Minerals in the pegmatite contact zones
The subgroup composed of pneumatolytic products,
which is practically confined to Franklin, includes a great variety of minerals,
chiefly silicates, containing some element not normally present in either
the ore or the pegmatite, such as lead, chlorine, fluorine, boron, arsenic,
and sulfur, with or without hydroxl. A number of metallic sulphides are placed
in this subgroup with considerable doubt.
The mode of occurrence of these minerals is various.
Some of them form irregular masses mingled with skarn minerals, which they
seem to replace; others fill definite veins in ore or skarn, along whose walls
more or less replacement of the older minerals has occurred. The detailed
paragenesis is almost infinitely variable, and only a few examples are mentioned.
The early development of the Trotter mine brought
to light a pegmatite which was notable for the presence of green microcline
and allanite. At the surface about the mine there was an abundance of garnet
skarn, and throughout the mine rhodonite and manganese axinite were plentiful.
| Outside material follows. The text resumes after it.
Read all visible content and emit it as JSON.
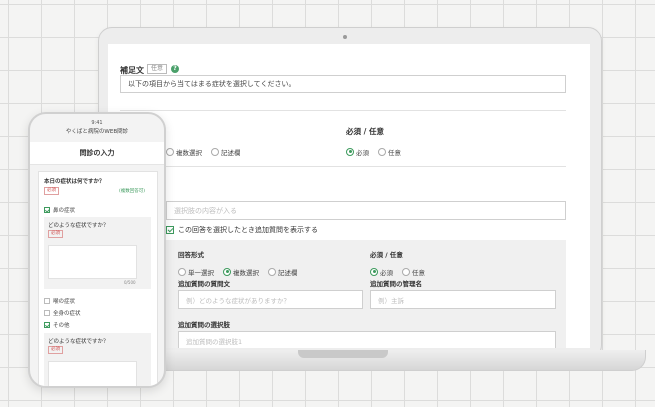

Niccolite and chloanthite were found in considerable masses mingled with sphalerite
and purple fluorite.
The ore body in the vicinity of the Parker shaft
contained great masses of garnet-rhodonite-axinite skarn, associated with
which were many lead silicates. Here were first found nasonite, margarosanite,
roeblingite, and hancockite, and with them the hydroxl silicates leucophoenicite,
clinohedrite, pectolite, and prehnite. At this locality fluorine is a constituent
of fluorite, cuspidine, and apatite, and copper occurs native and in cyprine.
Much the same suite of minerals was found in the replacement veins containing
the recently found lead silicates, larsenite and calcium larsenite. Cahnite,
a calcium boroarsenate, was found in cavities in axinite, in veins with willemite,
hedyphane, and datolite, and in open vugs in rhodonite veins.
Veins with the succession garnet, tephroite, willemite,
barylite, calcite seem to belong in this subgroup. Hodgkinsonite and leucophoenicite,
the latter especially likely to be associated with sussexite, are widespread
both as replacement and as vein minerals. Willemite in particularly fine,
complex crystals is characteristic of the subgroup, and franklinite, where
developed in open veins, has a rare cubical habit.
The metallic sulphides of this subgroup occur mostly
in ill-defined masses that apparently have replaced normal ore. They rarely
show any relation to the pegmatites and may be of much later introduction.
As typical examples of their grouping may be mentioned chalcocite surrounding
octahedrons of magnetite and separated from them by films of native silver;
films of native copper and native lead in axinite-willemite-barite veins;
and granular aggregates of galena, chalcopyrite, bornite, pyrite, lollingite,
and sphalerite, alone or variously mingled. All these occurrences of sulphides
are small and rare.
There is no sharp delimitation between the pneumatolytic
veins and those of the next or hydrothermal group. Some species of minerals
are found in both, but in the hydrothermal group there is less evidence of
replacement in the walls, the veins being in general clearly fissure veins.